Being that this was my third trip to Haiti, I thought that I had a pretty good idea of what the country is like.  I was wrong.  From staying at EBAC enough I had come to realize that orphanages were often the “Taj Mahal” of Haiti.  Unlike people living in the streets, being an orphanage kid meant that you would get fed everyday and have a roof to sleep under every night.  Apparently though, this is not true.  Peace and Joy showed me a new type of poverty.  At this orphanage you are lucky to get a meal everyday and even if they get a shipment of food it doesn’t mean that the leaders will feed the children.  The children spend their days sitting in a circle underneath a tree.  I’m sure that the days we were able to entertain these kids are something that they will remember and dream about for a long time.

This new view of poverty smacked me in the face even harder when a few of us “blancs” made a trip into the city for rice and beans.  Riding on the back of the truck through the streets gives you a pretty good feel of what the city is like.  Or at least this is what I thought until I put my feet on the ground and walked through the streets of a crowded inner-city market.  Only four of us Americans yet we drew the attention of hundreds of Haitians solely because they knew we had money that they didn’t.  There are no words that can truly describe an experience like that. 

All of this gave me a new view of the poverty and need in this country while also making me cherish my friendships with the Haitians at EBAC even more.  While I do feel that I am in Haiti to serve and help out as much as I can… I now feel like I’m also here to visit and reconnect with friends, just as any of us would do with long distance friends that live in the states.

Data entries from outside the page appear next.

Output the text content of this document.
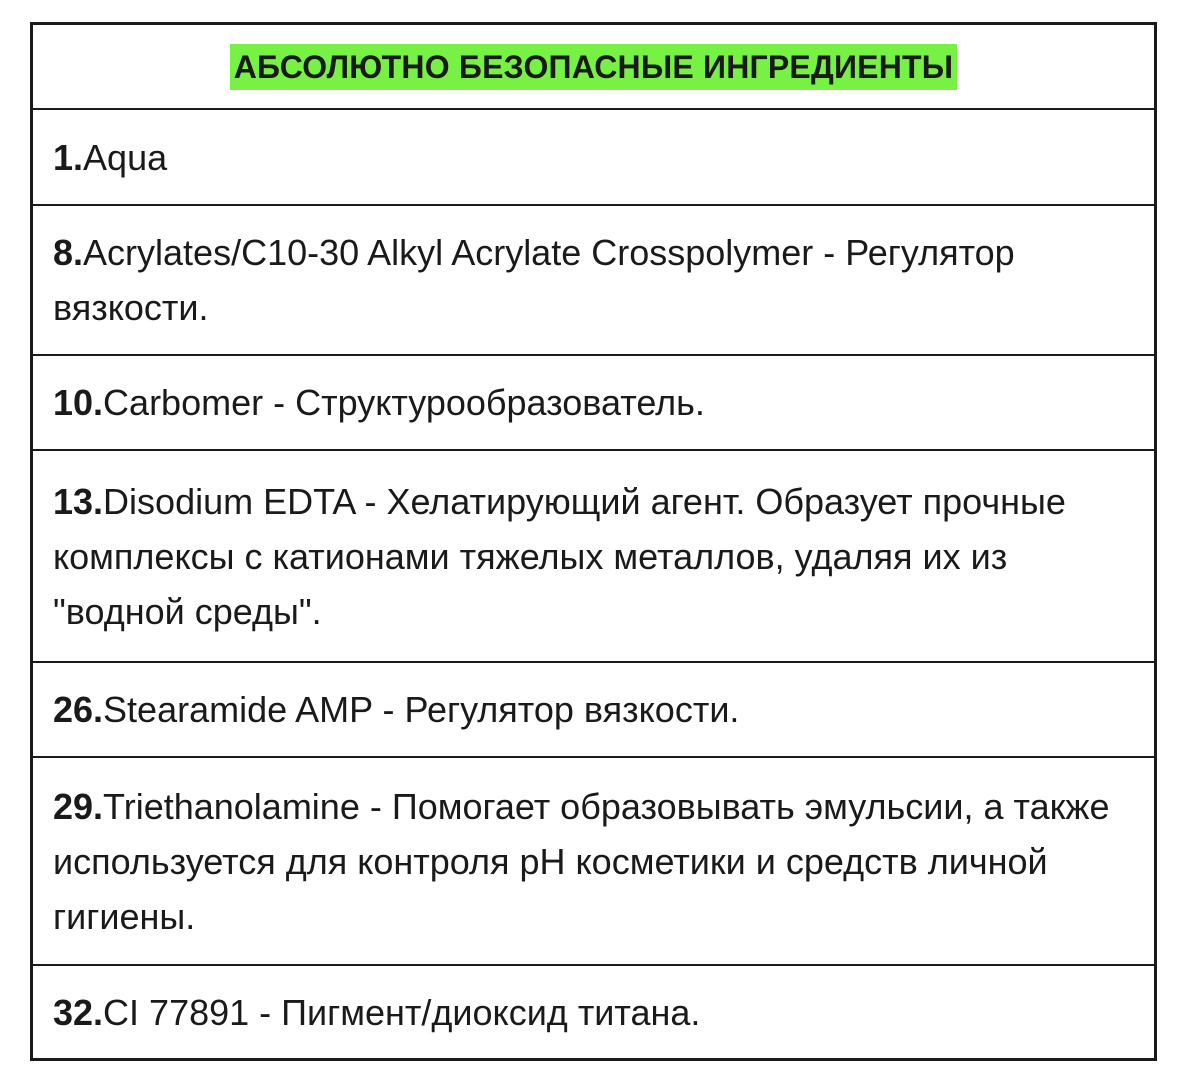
АБСОЛЮТНО БЕЗОПАСНЫЕ ИНГРЕДИЕНТЫ
1.Aqua
8.Acrylates/C10-30 Alkyl Acrylate Crosspolymer - Регулятор вязкости.
10.Carbomer - Структурообразователь.
13.Disodium EDTA - Хелатирующий агент. Образует прочные комплексы с катионами тяжелых металлов, удаляя их из "водной среды".
26.Stearamide AMP - Регулятор вязкости.
29.Triethanolamine - Помогает образовывать эмульсии, а также используется для контроля pH косметики и средств личной гигиены.
32.CI 77891 - Пигмент/диоксид титана.
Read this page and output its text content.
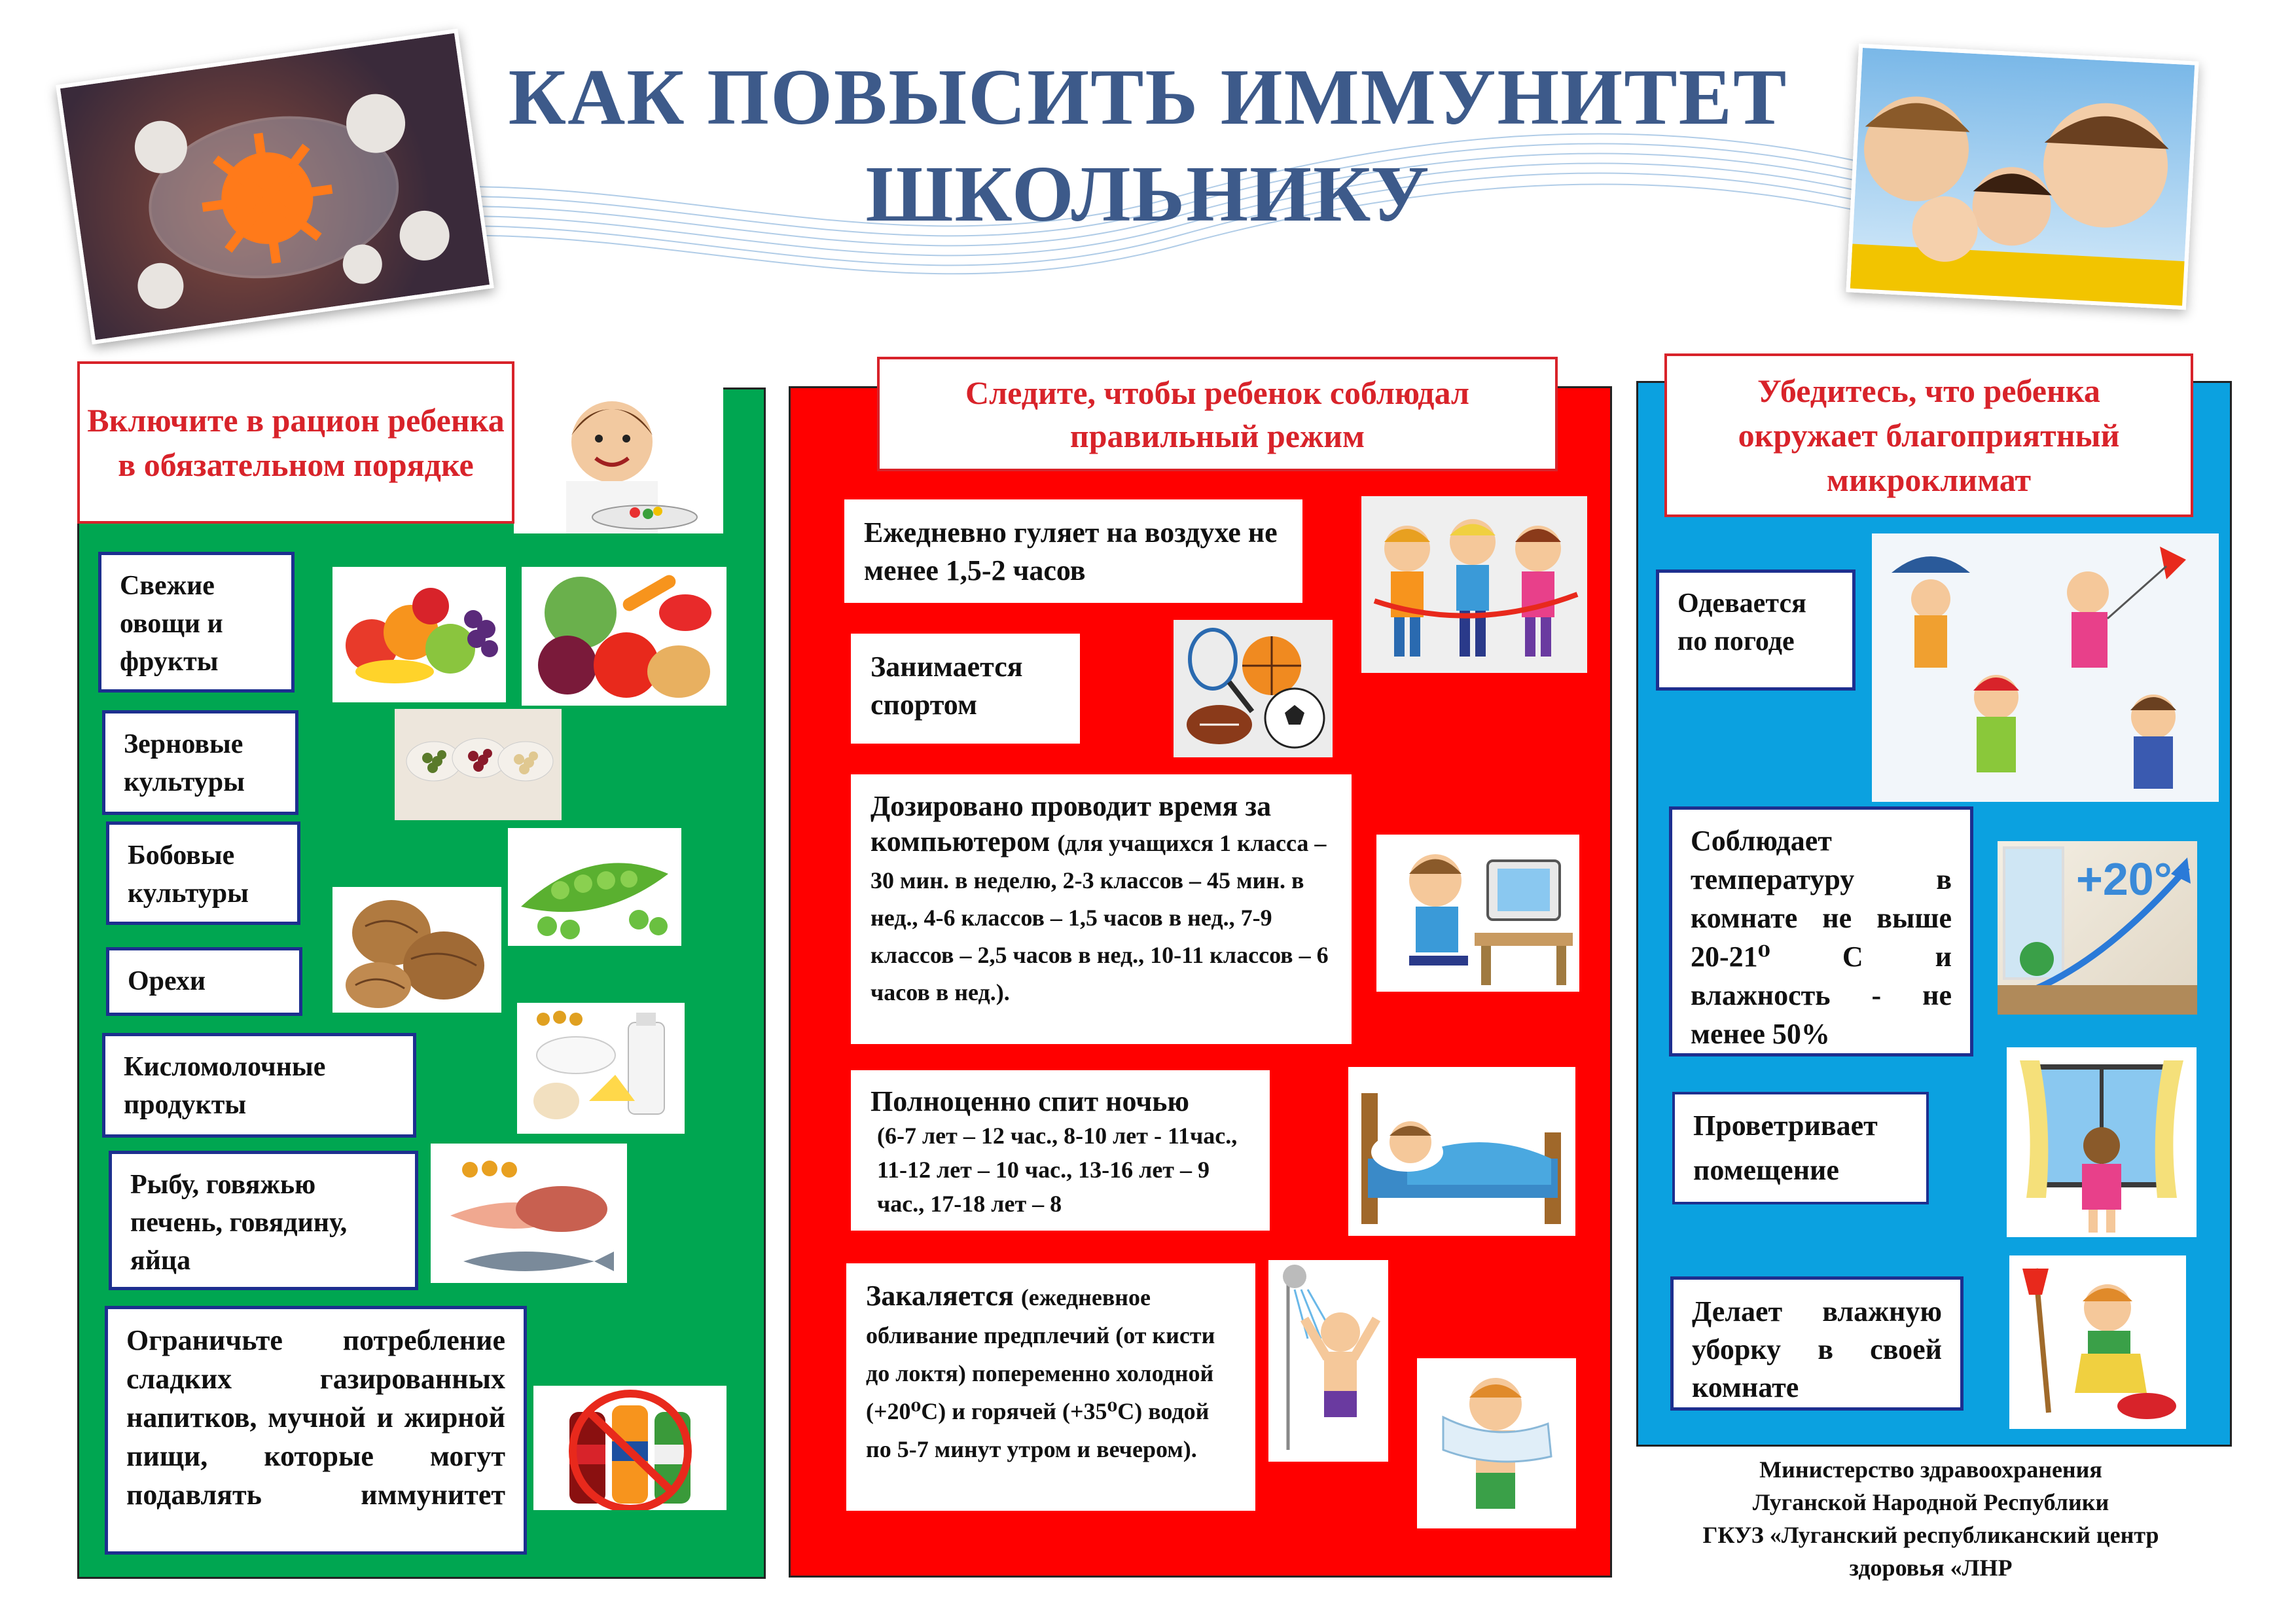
КАК ПОВЫСИТЬ ИММУНИТЕТ
ШКОЛЬНИКУ
Включите в рацион ребенка в обязательном порядке
Свежие овощи и фрукты
Зерновые культуры
Бобовые культуры
Орехи
Кисломолочные продукты
Рыбу, говяжью печень, говядину, яйца
Ограничьте потребление сладких газированных напитков, мучной и жирной пищи, которые могут подавлять иммунитет
Следите, чтобы ребенок соблюдал правильный режим
Ежедневно гуляет на воздухе не менее 1,5-2 часов
Занимается спортом
Дозировано проводит время за компьютером (для учащихся 1 класса – 30 мин. в неделю, 2-3 классов – 45 мин. в нед., 4-6 классов – 1,5 часов в нед., 7-9 классов – 2,5 часов в нед., 10-11 классов – 6 часов в нед.).
Полноценно спит ночью
(6-7 лет – 12 час., 8-10 лет - 11час., 11-12 лет – 10 час., 13-16 лет – 9 час., 17-18 лет – 8
Закаляется (ежедневное обливание предплечий (от кисти до локтя) попеременно холодной (+20⁰С) и горячей (+35⁰С) водой по 5-7 минут утром и вечером).
Убедитесь, что ребенка окружает благоприятный микроклимат
Одевается по погоде
Соблюдает температуру в комнате не выше 20-21⁰ С и влажность - не менее 50%
+20°
Проветривает помещение
Делает влажную уборку в своей комнате
Министерство здравоохранения
Луганской Народной Республики
ГКУЗ «Луганский республиканский центр
здоровья «ЛНР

Reflection: Samantha Romito


We have now been here 7 days; I have had an amazing time and learned so much.  When I first arrived I saw poverty and an opposite way of life compared to the standards we are used to.  The trash and smell is something that is un-comprehensible.  Most buildings are not finished and the market is shacks on the side of the road.  There is so much need. 

We had the pleasure of staying EBAC and understanding how well they have it (for Haiti standards) and hanging out with the kids.   They just want to build a lasting relationship and have someone love them, even if it’s only a week at a time. I got to know Tamara, she is 17 and in 6th grade.  She came to EBAC a couple years ago because her father passed away.  Her mother is not able to provide for her so she had to come.  It is interesting talking to her about her future, and the Haitian way of life.  She takes care of many other children and is very mature.  We talk a lot about the similarities of life, and had many laughs.  It is truly humbling for me to see people to have so little yet be so fulfilled. 

Visiting Peace and Joy is when reality hit me in the face.  I realized the children do not have the basic necessities of life.  They are not guaranteed food every day.  The youngest did not know how to use a toilet when we were at the beach and the oldest girls are not provided with woman necessities.  These children are just so hungry for relationships, love, and fun.  One little boy, Rolex, just wanted me to kick the ball with him all the time.  He was just so happy to have someone spend some time with him and kick the ball the way he wanted to.   I was honored to be able to share the love of Jesus with the children.  Our team only started the help they will need.  I was so saddened when our truck pulled away from them yesterday.  They did not want us to leave and some of the littlest ones cried.  All I could think about was about what their future may not be.  It is great to know that we will pray for them and know it is in the Lords hands that they will be provided for. 

The more time I spend here the more I see their way of life.  Our last ride down the road I saw people not poverty.  The lord has moved my heart and opened my eyes to have compassion for the people of Haiti.  I am so thankful for the time I was able to spend here!